試合レポート

市原中央vs土気

2018.07.13

市原中央は1年生バッテリーが活躍!打線も奮起し、6回コールド勝ち

 市原中央。1983年に創立された私立校だが、学校法人の君津学園は木更津総合を運営しており、木更津総合市原中央は姉妹校である。市原中央の滝田監督はかつて木更津総合でコーチをしていた経験がある。その滝田監督の下、県大会ベスト8入りするなど着実に力をつけてきた。今では部員78人(女子4人)の大所帯となった。

 そんな大事な初戦のマウンドに登ったのは1年生右腕の入口翔太だった。そしてその入口とバッテリーを組んだ小関寛太も1年生である。

 だが、いきなり二死満塁から土気の4番で主将の工藤が高めに入った直球を見逃さず、左中間を破る適時二塁打で1点を先制する。

 だが市原中央はすぐに反撃。一死二、三塁のチャンスから4番安西青空(3年)が左前適時打を放ち、2点を先制。さらに一死二、三塁から敵失で1点を追加し、3対1。

 入口は2回、3回を無失点。まだ球速は125キロ前後ながらも素質の高さは素晴らしい右腕だった。手足が長く、細身の投手体系。左足を巻き込むように足を上げていき、そこから内回りのテークバックからトップを作り、一気に体を旋回させて腕を振る。腕の振りは鋭く、125キロ前後ながら、回転数は高く、手元でも失速しないストレートだ。そのため、体感速度は130キロぐらいに見える。

 これから体づくりをして、順調に球速が伸びていけば、もっと注目される投手になるだろう。

 打線も3回まで5対1とリードを広げ、4回表からマウンドに登った伊藤駿介も1年生。入口とは対照的に、伊藤はがっしり体型の大型左腕。ストレートの球速は120キロ~125キロ前後も、球質は重く、威力がある。さらに120キロ近い縦横のスライダーの切れも良く、1年生ながらベンチ入りするのもうなづける投手であった。この1年生投手コンビが体の成長と比例するとともに球速も伸びれば、千葉県でも好投手として注目される可能性は十二分に持っている。
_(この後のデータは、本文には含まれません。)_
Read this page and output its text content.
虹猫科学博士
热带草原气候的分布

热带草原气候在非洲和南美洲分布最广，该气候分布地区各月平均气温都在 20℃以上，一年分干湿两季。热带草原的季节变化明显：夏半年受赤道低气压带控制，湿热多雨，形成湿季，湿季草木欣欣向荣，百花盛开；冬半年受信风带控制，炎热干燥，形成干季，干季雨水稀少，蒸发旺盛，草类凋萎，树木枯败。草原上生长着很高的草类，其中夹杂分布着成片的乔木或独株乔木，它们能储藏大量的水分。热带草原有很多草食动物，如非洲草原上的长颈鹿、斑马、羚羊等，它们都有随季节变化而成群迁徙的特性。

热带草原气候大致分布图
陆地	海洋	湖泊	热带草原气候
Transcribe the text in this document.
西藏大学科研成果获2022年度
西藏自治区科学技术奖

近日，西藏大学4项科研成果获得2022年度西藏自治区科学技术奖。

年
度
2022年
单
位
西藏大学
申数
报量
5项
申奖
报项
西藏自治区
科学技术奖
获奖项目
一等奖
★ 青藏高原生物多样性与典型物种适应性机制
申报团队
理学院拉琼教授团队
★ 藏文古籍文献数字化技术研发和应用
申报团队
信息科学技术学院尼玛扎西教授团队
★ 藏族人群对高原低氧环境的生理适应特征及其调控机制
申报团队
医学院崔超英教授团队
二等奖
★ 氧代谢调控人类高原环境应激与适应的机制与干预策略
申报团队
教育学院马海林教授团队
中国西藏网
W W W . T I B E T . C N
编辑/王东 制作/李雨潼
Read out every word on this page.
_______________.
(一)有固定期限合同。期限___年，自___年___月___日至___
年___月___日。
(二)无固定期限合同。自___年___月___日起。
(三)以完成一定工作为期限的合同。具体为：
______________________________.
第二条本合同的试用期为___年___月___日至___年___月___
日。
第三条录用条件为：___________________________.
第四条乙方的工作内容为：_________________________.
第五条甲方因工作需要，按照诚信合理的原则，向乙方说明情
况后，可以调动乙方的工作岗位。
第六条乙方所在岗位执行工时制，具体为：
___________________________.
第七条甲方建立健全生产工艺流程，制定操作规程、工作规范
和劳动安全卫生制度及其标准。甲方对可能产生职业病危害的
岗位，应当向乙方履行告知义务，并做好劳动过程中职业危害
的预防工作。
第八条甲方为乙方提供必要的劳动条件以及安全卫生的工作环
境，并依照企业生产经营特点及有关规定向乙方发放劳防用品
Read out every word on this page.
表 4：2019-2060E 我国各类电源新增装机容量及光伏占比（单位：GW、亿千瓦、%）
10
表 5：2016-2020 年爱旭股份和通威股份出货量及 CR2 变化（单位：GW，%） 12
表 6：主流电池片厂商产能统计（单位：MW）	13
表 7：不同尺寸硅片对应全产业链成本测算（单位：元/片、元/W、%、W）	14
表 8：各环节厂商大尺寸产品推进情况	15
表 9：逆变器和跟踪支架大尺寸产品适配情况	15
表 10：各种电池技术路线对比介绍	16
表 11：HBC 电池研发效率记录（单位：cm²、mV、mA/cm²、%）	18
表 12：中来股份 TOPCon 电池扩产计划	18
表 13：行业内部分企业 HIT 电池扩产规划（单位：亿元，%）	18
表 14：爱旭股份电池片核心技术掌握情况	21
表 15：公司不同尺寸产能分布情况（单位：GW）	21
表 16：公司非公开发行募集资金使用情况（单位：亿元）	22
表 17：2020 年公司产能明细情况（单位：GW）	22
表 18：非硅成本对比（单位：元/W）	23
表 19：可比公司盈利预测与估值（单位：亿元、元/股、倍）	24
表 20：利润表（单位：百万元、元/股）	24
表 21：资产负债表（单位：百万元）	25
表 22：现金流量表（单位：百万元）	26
 その2人をリードする小関も1年生とは思えないぐらい落ち着いた立ち居振る舞いをする選手だ。リードを見ても打順が一回りした後は、一人ひとりの打者の特徴をつかんで、スイングがしにくいコースへ要求し打ち取る。キャッチングも良く、投手へ声かけする気遣いもうまい。スローイングタイムも2.0秒を計測し、スローイングのコントロールも悪くなく、高校生レベルに順応した捕手である。そして打っては1安打。打球も鋭く、攻守ともにレベルが高い。1年生ながら背番号2を獲得した理由がうかがえた。

 試合は6回裏に、無死二塁から3番瀬川の右前適時打で1点を追加。その後、一死一、三塁から6番小関の中前適時打で1点を追加。7番豊田の左前安打で2点を追加し、9対1と点差を広げ、二死二塁から代打・野崎の左前安打で1点を追加し、なおも二死二塁から1番羽田の左前安打を左翼手が後逸。この間に二塁走者が生還。11対1で市原中央が7回コールド勝ちを決めた。

 1年生たちの活躍で夏1勝をつかんだ市原中央。次は2,3年生が中心となって活躍し、勝利をつかみたい。